Batahan (HayuaraNet) – Sejatinya kehadiran seorang ayah adalah untuk memberikan perlindungan, tempat mengadu, dan pemenuh kebutuhan anak sampai dia dewasa dan mandiri. Peran ini tak hanya dalam keluarga, tapi juga dalam perkebunan atau yang sering disebut avalis (penjamin).
Namun, keberadaan PTPN IV di Kecamatan Batahan, Kabupaten Mandailing Natal (Madina), Sumut, tak menggambarkan hal tersebut. Justru yang terjadi adalah ayah makan anak. Bagaimana tidak, perusahaan yang berada di bawah naungan BUMN itu bukan hanya tak menyelesaikan pembangunan kebun plasma, tapi juga ‘menyerobot’ lahan KUD Pasar Baru Batahan sebagai anak angkatnya.

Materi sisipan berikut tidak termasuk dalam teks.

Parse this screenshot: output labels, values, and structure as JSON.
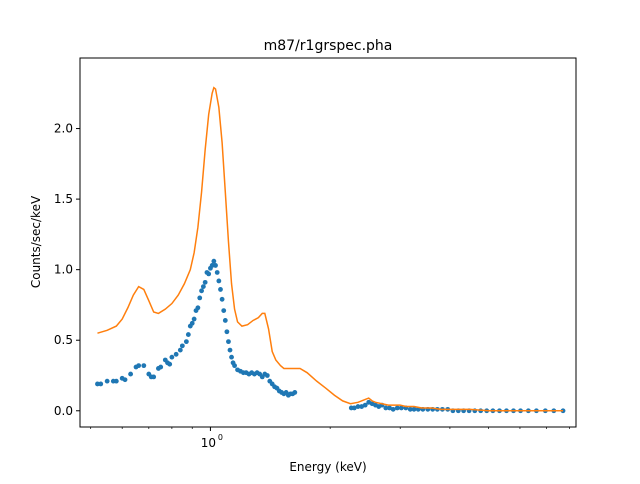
{
  "chart_data": {
    "type": "scatter",
    "title": "m87/r1grspec.pha",
    "xlabel": "Energy (keV)",
    "ylabel": "Counts/sec/keV",
    "xscale": "log",
    "xlim": [
      0.47,
      8.3
    ],
    "ylim": [
      -0.115,
      2.5
    ],
    "x_tick_labels": [
      {
        "value": 1.0,
        "label": "10",
        "base": "10",
        "exp": "0"
      }
    ],
    "y_ticks": [
      0.0,
      0.5,
      1.0,
      1.5,
      2.0
    ],
    "y_tick_labels": [
      "0.0",
      "0.5",
      "1.0",
      "1.5",
      "2.0"
    ],
    "grid": false,
    "legend": false,
    "series": [
      {
        "kind": "points",
        "color": "#1f77b4",
        "points": [
          [
            0.52,
            0.19
          ],
          [
            0.53,
            0.19
          ],
          [
            0.55,
            0.21
          ],
          [
            0.57,
            0.21
          ],
          [
            0.58,
            0.21
          ],
          [
            0.6,
            0.23
          ],
          [
            0.61,
            0.22
          ],
          [
            0.63,
            0.26
          ],
          [
            0.65,
            0.31
          ],
          [
            0.66,
            0.32
          ],
          [
            0.68,
            0.32
          ],
          [
            0.7,
            0.26
          ],
          [
            0.71,
            0.24
          ],
          [
            0.72,
            0.24
          ],
          [
            0.74,
            0.3
          ],
          [
            0.75,
            0.31
          ],
          [
            0.77,
            0.36
          ],
          [
            0.78,
            0.34
          ],
          [
            0.79,
            0.33
          ],
          [
            0.8,
            0.38
          ],
          [
            0.82,
            0.4
          ],
          [
            0.84,
            0.43
          ],
          [
            0.85,
            0.46
          ],
          [
            0.87,
            0.49
          ],
          [
            0.88,
            0.54
          ],
          [
            0.89,
            0.6
          ],
          [
            0.9,
            0.62
          ],
          [
            0.91,
            0.65
          ],
          [
            0.92,
            0.71
          ],
          [
            0.93,
            0.73
          ],
          [
            0.94,
            0.8
          ],
          [
            0.95,
            0.85
          ],
          [
            0.96,
            0.88
          ],
          [
            0.97,
            0.91
          ],
          [
            0.98,
            0.98
          ],
          [
            0.99,
            0.97
          ],
          [
            1.0,
            1.01
          ],
          [
            1.01,
            1.03
          ],
          [
            1.02,
            1.06
          ],
          [
            1.03,
            1.03
          ],
          [
            1.04,
            0.98
          ],
          [
            1.05,
            0.92
          ],
          [
            1.06,
            0.86
          ],
          [
            1.07,
            0.79
          ],
          [
            1.08,
            0.71
          ],
          [
            1.09,
            0.64
          ],
          [
            1.1,
            0.56
          ],
          [
            1.11,
            0.49
          ],
          [
            1.12,
            0.43
          ],
          [
            1.13,
            0.38
          ],
          [
            1.14,
            0.34
          ],
          [
            1.15,
            0.32
          ],
          [
            1.17,
            0.29
          ],
          [
            1.19,
            0.28
          ],
          [
            1.21,
            0.27
          ],
          [
            1.23,
            0.27
          ],
          [
            1.25,
            0.26
          ],
          [
            1.27,
            0.27
          ],
          [
            1.29,
            0.26
          ],
          [
            1.31,
            0.27
          ],
          [
            1.33,
            0.26
          ],
          [
            1.35,
            0.24
          ],
          [
            1.37,
            0.26
          ],
          [
            1.39,
            0.25
          ],
          [
            1.41,
            0.21
          ],
          [
            1.43,
            0.19
          ],
          [
            1.45,
            0.17
          ],
          [
            1.47,
            0.16
          ],
          [
            1.49,
            0.14
          ],
          [
            1.51,
            0.13
          ],
          [
            1.53,
            0.12
          ],
          [
            1.55,
            0.13
          ],
          [
            1.57,
            0.11
          ],
          [
            1.59,
            0.12
          ],
          [
            1.61,
            0.12
          ],
          [
            1.63,
            0.13
          ],
          [
            2.26,
            0.02
          ],
          [
            2.3,
            0.02
          ],
          [
            2.35,
            0.03
          ],
          [
            2.4,
            0.03
          ],
          [
            2.45,
            0.04
          ],
          [
            2.5,
            0.06
          ],
          [
            2.55,
            0.05
          ],
          [
            2.6,
            0.04
          ],
          [
            2.65,
            0.03
          ],
          [
            2.7,
            0.04
          ],
          [
            2.76,
            0.02
          ],
          [
            2.82,
            0.02
          ],
          [
            2.88,
            0.01
          ],
          [
            2.95,
            0.02
          ],
          [
            3.02,
            0.02
          ],
          [
            3.1,
            0.02
          ],
          [
            3.18,
            0.01
          ],
          [
            3.25,
            0.01
          ],
          [
            3.33,
            0.01
          ],
          [
            3.42,
            0.01
          ],
          [
            3.52,
            0.01
          ],
          [
            3.62,
            0.01
          ],
          [
            3.72,
            0.01
          ],
          [
            3.83,
            0.01
          ],
          [
            3.95,
            0.01
          ],
          [
            4.07,
            0.0
          ],
          [
            4.2,
            0.0
          ],
          [
            4.33,
            0.0
          ],
          [
            4.47,
            0.0
          ],
          [
            4.62,
            0.0
          ],
          [
            4.78,
            0.0
          ],
          [
            4.95,
            0.0
          ],
          [
            5.13,
            0.0
          ],
          [
            5.33,
            0.0
          ],
          [
            5.55,
            0.0
          ],
          [
            5.78,
            0.0
          ],
          [
            6.02,
            0.0
          ],
          [
            6.3,
            0.0
          ],
          [
            6.6,
            0.0
          ],
          [
            6.95,
            0.0
          ],
          [
            7.3,
            0.0
          ],
          [
            7.7,
            0.0
          ]
        ]
      },
      {
        "kind": "line",
        "color": "#ff7f0e",
        "points": [
          [
            0.52,
            0.55
          ],
          [
            0.55,
            0.57
          ],
          [
            0.58,
            0.6
          ],
          [
            0.6,
            0.65
          ],
          [
            0.62,
            0.73
          ],
          [
            0.64,
            0.82
          ],
          [
            0.66,
            0.88
          ],
          [
            0.68,
            0.86
          ],
          [
            0.7,
            0.78
          ],
          [
            0.72,
            0.7
          ],
          [
            0.74,
            0.69
          ],
          [
            0.77,
            0.72
          ],
          [
            0.8,
            0.76
          ],
          [
            0.83,
            0.82
          ],
          [
            0.86,
            0.9
          ],
          [
            0.89,
            1.0
          ],
          [
            0.91,
            1.12
          ],
          [
            0.93,
            1.3
          ],
          [
            0.95,
            1.55
          ],
          [
            0.97,
            1.85
          ],
          [
            0.99,
            2.1
          ],
          [
            1.01,
            2.25
          ],
          [
            1.02,
            2.29
          ],
          [
            1.03,
            2.28
          ],
          [
            1.05,
            2.15
          ],
          [
            1.07,
            1.9
          ],
          [
            1.09,
            1.55
          ],
          [
            1.11,
            1.2
          ],
          [
            1.13,
            0.9
          ],
          [
            1.15,
            0.72
          ],
          [
            1.17,
            0.63
          ],
          [
            1.2,
            0.6
          ],
          [
            1.24,
            0.61
          ],
          [
            1.28,
            0.64
          ],
          [
            1.32,
            0.66
          ],
          [
            1.35,
            0.69
          ],
          [
            1.37,
            0.69
          ],
          [
            1.4,
            0.58
          ],
          [
            1.43,
            0.42
          ],
          [
            1.46,
            0.36
          ],
          [
            1.5,
            0.32
          ],
          [
            1.53,
            0.3
          ],
          [
            1.6,
            0.3
          ],
          [
            1.68,
            0.3
          ],
          [
            1.75,
            0.27
          ],
          [
            1.85,
            0.21
          ],
          [
            1.95,
            0.16
          ],
          [
            2.05,
            0.11
          ],
          [
            2.15,
            0.07
          ],
          [
            2.25,
            0.05
          ],
          [
            2.35,
            0.06
          ],
          [
            2.45,
            0.08
          ],
          [
            2.5,
            0.09
          ],
          [
            2.55,
            0.07
          ],
          [
            2.6,
            0.06
          ],
          [
            2.7,
            0.05
          ],
          [
            2.8,
            0.04
          ],
          [
            2.9,
            0.04
          ],
          [
            3.0,
            0.04
          ],
          [
            3.1,
            0.03
          ],
          [
            3.25,
            0.03
          ],
          [
            3.4,
            0.02
          ],
          [
            3.6,
            0.02
          ],
          [
            3.8,
            0.01
          ],
          [
            4.0,
            0.01
          ],
          [
            4.2,
            0.01
          ],
          [
            4.5,
            0.01
          ],
          [
            5.0,
            0.0
          ],
          [
            5.5,
            0.0
          ],
          [
            6.0,
            0.0
          ],
          [
            6.5,
            0.0
          ],
          [
            7.0,
            0.0
          ],
          [
            7.5,
            0.0
          ],
          [
            7.7,
            0.0
          ]
        ]
      }
    ]
  }
}
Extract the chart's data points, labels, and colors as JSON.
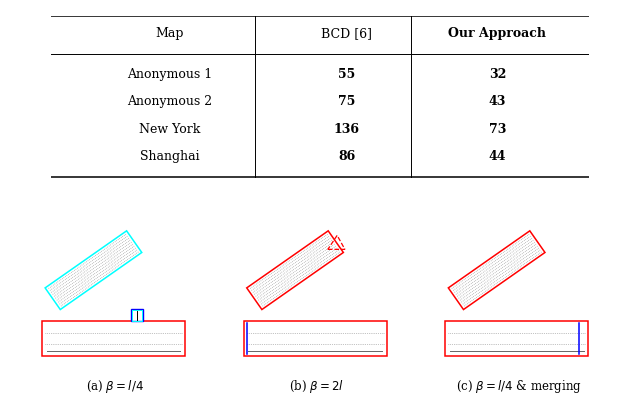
{
  "table": {
    "headers": [
      "Map",
      "BCD [6]",
      "Our Approach"
    ],
    "rows": [
      [
        "Anonymous 1",
        "55",
        "32"
      ],
      [
        "Anonymous 2",
        "75",
        "43"
      ],
      [
        "New York",
        "136",
        "73"
      ],
      [
        "Shanghai",
        "86",
        "44"
      ]
    ]
  },
  "captions": [
    "(a) $\\beta = l/4$",
    "(b) $\\beta = 2l$",
    "(c) $\\beta = l/4$ & merging"
  ],
  "fig_bg": "#ffffff",
  "scene_bg": "#000000"
}
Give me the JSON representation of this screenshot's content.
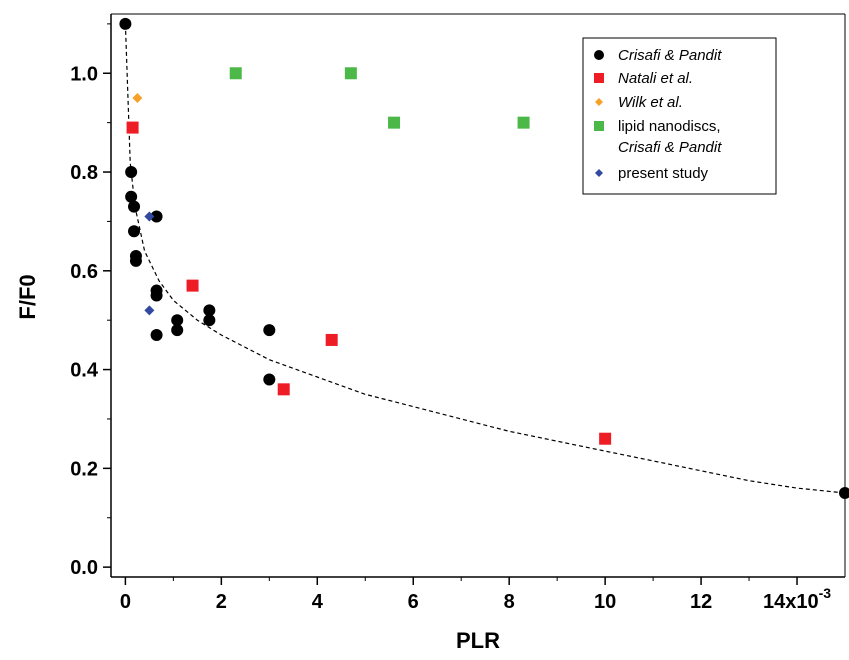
{
  "chart_data": {
    "type": "scatter",
    "xlabel": "PLR",
    "ylabel": "F/F0",
    "xlim": [
      -0.0003,
      0.015
    ],
    "ylim": [
      -0.02,
      1.12
    ],
    "x_ticks": [
      0,
      0.002,
      0.004,
      0.006,
      0.008,
      0.01,
      0.012,
      0.014
    ],
    "x_tick_labels": [
      "0",
      "2",
      "4",
      "6",
      "8",
      "10",
      "12",
      "14x10"
    ],
    "x_tick_exponent": "-3",
    "y_ticks": [
      0.0,
      0.2,
      0.4,
      0.6,
      0.8,
      1.0
    ],
    "y_tick_labels": [
      "0.0",
      "0.2",
      "0.4",
      "0.6",
      "0.8",
      "1.0"
    ],
    "grid": false,
    "legend_position": "top-right",
    "series": [
      {
        "name": "Crisafi & Pandit",
        "marker": "circle",
        "color": "#000000",
        "points": [
          {
            "x": 0.0,
            "y": 1.1
          },
          {
            "x": 0.00012,
            "y": 0.8
          },
          {
            "x": 0.00012,
            "y": 0.75
          },
          {
            "x": 0.00018,
            "y": 0.73
          },
          {
            "x": 0.00018,
            "y": 0.68
          },
          {
            "x": 0.00022,
            "y": 0.63
          },
          {
            "x": 0.00022,
            "y": 0.62
          },
          {
            "x": 0.00065,
            "y": 0.71
          },
          {
            "x": 0.00065,
            "y": 0.56
          },
          {
            "x": 0.00065,
            "y": 0.55
          },
          {
            "x": 0.00065,
            "y": 0.47
          },
          {
            "x": 0.00108,
            "y": 0.5
          },
          {
            "x": 0.00108,
            "y": 0.48
          },
          {
            "x": 0.00175,
            "y": 0.52
          },
          {
            "x": 0.00175,
            "y": 0.5
          },
          {
            "x": 0.003,
            "y": 0.48
          },
          {
            "x": 0.003,
            "y": 0.38
          },
          {
            "x": 0.015,
            "y": 0.15
          }
        ]
      },
      {
        "name": "Natali et al.",
        "marker": "square",
        "color": "#ee1c24",
        "points": [
          {
            "x": 0.00015,
            "y": 0.89
          },
          {
            "x": 0.0014,
            "y": 0.57
          },
          {
            "x": 0.0033,
            "y": 0.36
          },
          {
            "x": 0.0043,
            "y": 0.46
          },
          {
            "x": 0.01,
            "y": 0.26
          }
        ]
      },
      {
        "name": "Wilk et al.",
        "marker": "diamond",
        "color": "#f7a128",
        "points": [
          {
            "x": 0.00025,
            "y": 0.95
          }
        ]
      },
      {
        "name": "lipid nanodiscs, Crisafi & Pandit",
        "marker": "square",
        "color": "#4cb848",
        "points": [
          {
            "x": 0.0023,
            "y": 1.0
          },
          {
            "x": 0.0047,
            "y": 1.0
          },
          {
            "x": 0.0056,
            "y": 0.9
          },
          {
            "x": 0.0083,
            "y": 0.9
          }
        ]
      },
      {
        "name": "present study",
        "marker": "diamond",
        "color": "#3348a0",
        "points": [
          {
            "x": 0.0005,
            "y": 0.71
          },
          {
            "x": 0.0005,
            "y": 0.52
          }
        ]
      }
    ],
    "fit_curve": {
      "style": "dashed",
      "color": "#000000",
      "points": [
        {
          "x": 0.0,
          "y": 1.1
        },
        {
          "x": 0.0001,
          "y": 0.82
        },
        {
          "x": 0.0002,
          "y": 0.73
        },
        {
          "x": 0.0004,
          "y": 0.64
        },
        {
          "x": 0.0007,
          "y": 0.58
        },
        {
          "x": 0.001,
          "y": 0.54
        },
        {
          "x": 0.0015,
          "y": 0.5
        },
        {
          "x": 0.002,
          "y": 0.47
        },
        {
          "x": 0.003,
          "y": 0.42
        },
        {
          "x": 0.004,
          "y": 0.385
        },
        {
          "x": 0.005,
          "y": 0.35
        },
        {
          "x": 0.006,
          "y": 0.325
        },
        {
          "x": 0.007,
          "y": 0.3
        },
        {
          "x": 0.008,
          "y": 0.275
        },
        {
          "x": 0.009,
          "y": 0.255
        },
        {
          "x": 0.01,
          "y": 0.235
        },
        {
          "x": 0.011,
          "y": 0.215
        },
        {
          "x": 0.012,
          "y": 0.195
        },
        {
          "x": 0.013,
          "y": 0.175
        },
        {
          "x": 0.014,
          "y": 0.16
        },
        {
          "x": 0.015,
          "y": 0.15
        }
      ]
    }
  },
  "legend": {
    "items": [
      {
        "line1": "Crisafi & Pandit",
        "line2": "",
        "italic1": true,
        "italic2": false
      },
      {
        "line1": "Natali et al.",
        "line2": "",
        "italic1": true,
        "italic2": false
      },
      {
        "line1": "Wilk et al.",
        "line2": "",
        "italic1": true,
        "italic2": false
      },
      {
        "line1": "lipid nanodiscs,",
        "line2": "Crisafi & Pandit",
        "italic1": false,
        "italic2": true
      },
      {
        "line1": "present study",
        "line2": "",
        "italic1": false,
        "italic2": false
      }
    ]
  }
}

Kasus ini bermula saat PTPN IV mengambil alih lahan PT Agro Andalas Nusantara (AAN) seluas 4600 hektare sekitar tahun 2006 silam. Mengetahui hal tersebut masyarakat komplain dan bereaksi. Pasalnya, saat PT AAN hadir di sana ada kewajiban memberikan lahan 20% dari total luas lahan yang dikuasai.
Langkah meredam komplain masyarakat, Pemkab Madina mengeluarkan izin lokasi kepada KUD Pasar Baru Batahan untuk mengelola 3.200 hektare sesuai dengan Surat Bupati Madina Nomor 522/652/Dishut/2007 bertanggal 30 Maret 2007. Untuk membangun lahan tersebut, PTPN IV ditunjuk sebagai avalis. Hal itu tertuang dalam surat perjanjian kerja sama dengan poin utamanya adalah pelaksanaan program revitalisasi pembangunan plasma dengan sistem profit sharing.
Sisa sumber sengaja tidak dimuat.